Wednesday, April 21, 2021

Herb/ a cook's companion - Mark Diacono

Herb - the second book I bought in an actual bookshop last week when it was finally possible to do so again for the first time in months. I don't really know where I am with the easing of lockdown restrictions. Leicester never properly came out of them last year so it's been a long time. I'm not finding it easy to grasp that it's almost May, don't really know where the time has gone over the last couple of months, and am not sure how ready I am to rejoin the world - not that there's a lot of choice about the latter.

I spent a good portion of last week (or was it the week before?) making a spreadsheet of all the weird, gothic, horror, and ghost stories I have in anthologies (about 600 of them, 'Rappacinni's Daughter' by Nathanial Hawthorne turned out to be inexplicably to me popular, I think it's fairly ordinary but it's made it into 3 different collections). I should probably have started doing this sort of thing a year ago. That I've left it until now makes me wonder if it's an excuse to stay in.

Last week also bought an opportunity to cook for another person, which is almost as good as not having to cook for myself, and as it coincided with buying 'Herb', and I had all the ingredients (bar some sage that I pinched from a nearby garden border, and having tinned rather than fresh pineapple) for a pineapple and sage upside down cake it seemed like a promising place to start. I was not wrong.

It's a great cake that works really well as quite a smart pudding (or at least it would if you don't use chopped tinned pineapple which will not lose it's sad 1970's fruit salad look) as well as something nice to have with coffee. The amazing thing was that a combination of sage and cardamom along with the pineapple somehow suggested a hint of ginger. We drank whisky with it (to keep the cold out) Laphroaig PX cask - which was a splendid match, so much so that even the memory of it a week later is making me smile.
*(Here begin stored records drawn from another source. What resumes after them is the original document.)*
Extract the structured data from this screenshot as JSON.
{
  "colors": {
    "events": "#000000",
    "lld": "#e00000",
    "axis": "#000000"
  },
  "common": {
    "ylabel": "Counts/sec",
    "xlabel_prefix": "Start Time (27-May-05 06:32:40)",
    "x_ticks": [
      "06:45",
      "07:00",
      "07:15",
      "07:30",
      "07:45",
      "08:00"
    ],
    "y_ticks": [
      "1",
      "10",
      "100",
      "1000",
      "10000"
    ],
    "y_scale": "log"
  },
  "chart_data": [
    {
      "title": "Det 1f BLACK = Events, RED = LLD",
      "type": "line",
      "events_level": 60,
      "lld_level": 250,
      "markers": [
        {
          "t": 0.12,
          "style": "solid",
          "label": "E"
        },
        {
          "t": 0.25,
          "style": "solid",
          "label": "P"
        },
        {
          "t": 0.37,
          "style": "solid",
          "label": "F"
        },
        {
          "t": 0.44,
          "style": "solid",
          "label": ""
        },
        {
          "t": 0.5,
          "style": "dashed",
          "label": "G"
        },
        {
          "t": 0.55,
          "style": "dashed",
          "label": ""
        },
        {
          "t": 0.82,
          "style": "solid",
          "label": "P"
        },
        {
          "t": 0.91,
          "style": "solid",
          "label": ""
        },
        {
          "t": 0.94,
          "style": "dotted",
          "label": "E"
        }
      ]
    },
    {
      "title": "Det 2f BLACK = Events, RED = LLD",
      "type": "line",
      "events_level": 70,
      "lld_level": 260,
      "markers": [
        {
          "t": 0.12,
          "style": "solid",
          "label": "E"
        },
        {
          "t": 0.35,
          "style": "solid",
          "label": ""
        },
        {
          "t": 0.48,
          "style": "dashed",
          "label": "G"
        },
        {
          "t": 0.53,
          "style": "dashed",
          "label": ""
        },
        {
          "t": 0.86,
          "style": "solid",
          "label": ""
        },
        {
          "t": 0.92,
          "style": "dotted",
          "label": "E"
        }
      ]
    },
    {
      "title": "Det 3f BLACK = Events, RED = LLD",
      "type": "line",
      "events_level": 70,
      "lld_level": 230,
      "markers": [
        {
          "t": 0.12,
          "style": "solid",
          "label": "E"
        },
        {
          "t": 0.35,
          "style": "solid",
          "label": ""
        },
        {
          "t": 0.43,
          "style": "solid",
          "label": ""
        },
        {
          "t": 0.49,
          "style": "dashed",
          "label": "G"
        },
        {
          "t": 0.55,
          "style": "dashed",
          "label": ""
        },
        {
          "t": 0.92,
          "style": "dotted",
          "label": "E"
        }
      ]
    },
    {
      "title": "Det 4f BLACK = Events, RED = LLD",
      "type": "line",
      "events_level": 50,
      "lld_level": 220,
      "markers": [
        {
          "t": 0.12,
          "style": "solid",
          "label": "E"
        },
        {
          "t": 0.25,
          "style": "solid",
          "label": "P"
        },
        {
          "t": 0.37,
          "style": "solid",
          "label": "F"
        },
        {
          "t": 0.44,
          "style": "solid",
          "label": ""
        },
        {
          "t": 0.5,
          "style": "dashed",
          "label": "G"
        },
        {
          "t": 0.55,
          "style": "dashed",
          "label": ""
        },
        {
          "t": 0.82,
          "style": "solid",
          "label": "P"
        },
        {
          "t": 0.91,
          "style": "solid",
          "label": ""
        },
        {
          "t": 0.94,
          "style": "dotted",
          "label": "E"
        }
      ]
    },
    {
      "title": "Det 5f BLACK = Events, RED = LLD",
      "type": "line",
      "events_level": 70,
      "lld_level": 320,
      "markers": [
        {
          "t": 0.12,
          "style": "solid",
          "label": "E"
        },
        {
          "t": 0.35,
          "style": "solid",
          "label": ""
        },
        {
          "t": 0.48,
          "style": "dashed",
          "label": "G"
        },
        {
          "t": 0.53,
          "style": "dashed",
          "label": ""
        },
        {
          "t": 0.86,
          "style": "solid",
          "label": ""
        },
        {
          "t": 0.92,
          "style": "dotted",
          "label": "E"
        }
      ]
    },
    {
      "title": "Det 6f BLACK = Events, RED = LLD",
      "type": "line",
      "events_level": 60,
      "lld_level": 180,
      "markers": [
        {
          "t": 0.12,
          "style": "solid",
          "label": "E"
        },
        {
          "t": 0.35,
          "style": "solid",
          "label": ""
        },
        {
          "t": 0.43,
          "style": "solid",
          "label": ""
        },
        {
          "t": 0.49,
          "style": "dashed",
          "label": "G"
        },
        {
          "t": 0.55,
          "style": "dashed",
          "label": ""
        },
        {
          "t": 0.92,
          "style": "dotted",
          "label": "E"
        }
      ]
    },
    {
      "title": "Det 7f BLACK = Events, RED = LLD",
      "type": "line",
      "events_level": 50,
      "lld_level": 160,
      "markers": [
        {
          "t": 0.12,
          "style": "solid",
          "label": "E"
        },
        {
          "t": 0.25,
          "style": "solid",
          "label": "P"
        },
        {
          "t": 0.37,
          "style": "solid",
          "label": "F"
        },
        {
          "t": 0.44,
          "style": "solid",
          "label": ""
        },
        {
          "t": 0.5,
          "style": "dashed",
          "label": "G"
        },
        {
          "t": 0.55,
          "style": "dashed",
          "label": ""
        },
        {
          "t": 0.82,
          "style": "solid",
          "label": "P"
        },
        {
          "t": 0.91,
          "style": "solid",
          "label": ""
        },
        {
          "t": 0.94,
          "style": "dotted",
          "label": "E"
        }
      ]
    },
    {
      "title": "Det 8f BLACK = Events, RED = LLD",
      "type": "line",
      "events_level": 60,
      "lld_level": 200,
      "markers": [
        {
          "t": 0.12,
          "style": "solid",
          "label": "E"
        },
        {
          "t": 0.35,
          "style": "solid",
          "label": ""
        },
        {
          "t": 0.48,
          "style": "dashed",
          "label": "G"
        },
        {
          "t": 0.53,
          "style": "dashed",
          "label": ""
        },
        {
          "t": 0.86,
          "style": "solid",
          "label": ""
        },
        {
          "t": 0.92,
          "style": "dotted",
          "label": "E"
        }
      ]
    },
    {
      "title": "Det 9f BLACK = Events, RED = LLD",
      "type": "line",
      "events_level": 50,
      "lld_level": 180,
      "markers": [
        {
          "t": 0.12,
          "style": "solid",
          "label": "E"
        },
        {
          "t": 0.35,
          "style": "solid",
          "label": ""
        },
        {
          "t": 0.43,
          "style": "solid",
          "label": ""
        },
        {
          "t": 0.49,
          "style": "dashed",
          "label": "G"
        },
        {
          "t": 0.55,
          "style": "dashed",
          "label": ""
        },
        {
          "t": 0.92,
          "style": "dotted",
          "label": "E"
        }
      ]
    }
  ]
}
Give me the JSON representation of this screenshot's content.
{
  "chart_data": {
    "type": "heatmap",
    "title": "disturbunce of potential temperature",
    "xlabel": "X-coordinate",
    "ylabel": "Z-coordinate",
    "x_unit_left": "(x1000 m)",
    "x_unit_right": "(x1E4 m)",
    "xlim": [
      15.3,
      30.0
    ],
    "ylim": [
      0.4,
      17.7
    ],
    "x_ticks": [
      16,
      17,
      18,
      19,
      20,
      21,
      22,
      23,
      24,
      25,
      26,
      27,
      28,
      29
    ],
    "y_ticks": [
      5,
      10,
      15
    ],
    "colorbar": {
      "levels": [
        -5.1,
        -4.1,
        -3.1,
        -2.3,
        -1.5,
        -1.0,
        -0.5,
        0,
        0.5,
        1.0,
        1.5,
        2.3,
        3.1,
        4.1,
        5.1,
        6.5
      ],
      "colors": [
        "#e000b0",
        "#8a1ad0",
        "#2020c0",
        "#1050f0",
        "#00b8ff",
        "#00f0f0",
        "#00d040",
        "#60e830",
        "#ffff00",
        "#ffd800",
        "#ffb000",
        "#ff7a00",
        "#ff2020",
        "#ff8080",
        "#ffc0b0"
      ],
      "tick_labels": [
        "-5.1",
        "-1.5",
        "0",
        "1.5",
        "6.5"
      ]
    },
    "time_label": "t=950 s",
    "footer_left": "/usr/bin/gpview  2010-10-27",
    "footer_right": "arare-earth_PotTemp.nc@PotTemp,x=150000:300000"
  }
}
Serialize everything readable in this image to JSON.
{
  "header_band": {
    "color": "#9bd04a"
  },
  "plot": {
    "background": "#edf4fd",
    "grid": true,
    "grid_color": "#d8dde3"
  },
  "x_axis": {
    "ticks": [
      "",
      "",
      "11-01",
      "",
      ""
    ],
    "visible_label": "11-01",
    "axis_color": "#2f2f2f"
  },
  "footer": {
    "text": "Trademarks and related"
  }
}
I am basically a sucker for a herb book, even though I no longer have a garden, or even a particularly satisfactory herb growing windowsill. The only thing I've managed to successfully grow is Myrtle, which doesn't mind being blasted by summer heat through the glass. Supermarket herb pots always get either green or white fly, and I can't keep up with watering them. This actually turns out to be a fairly decent book for someone with my lack of growing space. 

This is because it's a by no means exhaustive guide - there's a list of Diacono's favourite kitchen herbs, enough of which are available in supermarkets, or which might be easily foraged from friends gardens. These are treated as a starting point, so there's advice on growing, preparing, cooking. Each featured herb comes with a really decent list of things it goes well with which is perfect for encouraging experimentation, and the recipes are more or less (delicious) places to start from. The beauty of this book is in the way it makes you think about flavour and shows you how to get the most out of the herbs you have. I don't need a garden to be able to make better use of the things I can buy, and when I do have a garden I'll have learnt all sorts of things.

The other great thing about this book, apart from being able to spend time reading Mark's writing - he's exceptionally good company on the page, is that it quietly does go about the business of showing you how to make ordinary ish things extraordinary. The Pineapple and Sage upside down cake is a case in point. I have fond memories of the somewhat kitsch version we used to get served at school with custard, I love this version which is far better suited to my adult palate. All the recipes I've marked are somewhat similar in that they're simple enough things in themselves (it's the salads I'm really taken with at the moment) which read like they're going to be coaxed into being memorable. 

It's a really beautiful book to look at as well, but more than anything it's some decent inspiration for coming out of this strange time into one that we can eat together again in - it's a book that makes me want to share - time, enthusiasm, and food.  


  1. It *is* a beautiful book, the kind of cover that would tempt me to buy it. Rappaccini's Daughter is taught in US schools (or was when I was in them), so it's very well known here.

    1. It's not a bad story, but I do find I'm surprised to find it in 4 different British anthologies. E Nesbit's Man Sized In Marble is equally popular, along with a couple of others. I'm quite pleased with myself for having made the list - it'll certainly tell me if a collection is worth buying in the future, it's great for finding stories by authors I don't associate with the genre, or for a quick check if I like something to see if it's a one off. The Herb book is a delight too!